AM: I’m lucky enough that I’d like to think I’ve really started to develop a style for myself and people come to me to get custom pieces that I do in the only style I tattoo. The style in which I tattoo doesn’t involve any diluting of ink and is only in black ink which I think makes my pieces classic and will hold up for a very long time (important). I also use a pretty specific thickness for my line work and use a pepper shading technique that gives it a beautiful grainy look.
AH: What is it about tattoos that makes people continue getting them?

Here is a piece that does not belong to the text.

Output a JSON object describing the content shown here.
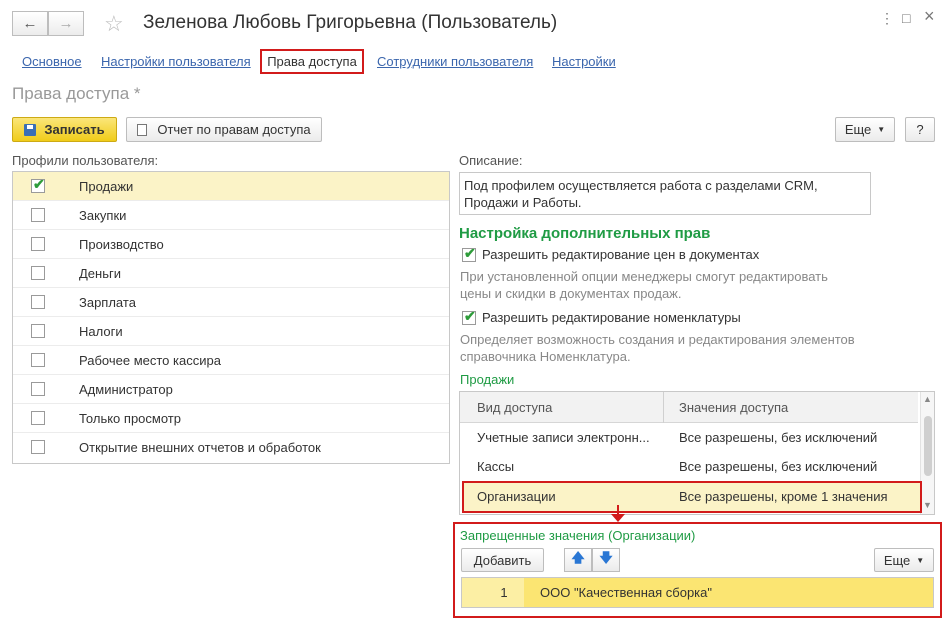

AM: I think having tattoos is like being apart of a big art family. Being able to talk about the pain and the experience and the meaning behind it. Comparing artist and making a connection with your tattoo artist really is a beautiful thing. People asking you to put your artwork on them for life isn’t a light thing and shouldn’t be dulled out due to the increase of popularity...it’s such an honor to do and creates a bond unlike any other form of art in my opinion. I have developed countless really meaningful relationship with my clients just from tattooing them and really getting to know them and what these pieces mean to them. Staying true to who you are in your work usually draws good clients and good clients are what can make tattooing so rewarding.
It only took him four minutes to finish my tattoo. I’m proud of it. I’m proud of him. He’s a brilliant young artist with an infinite amount of potential to create as much as he chooses to do so and I couldn’t be more honored to have him put my family name on me permanently.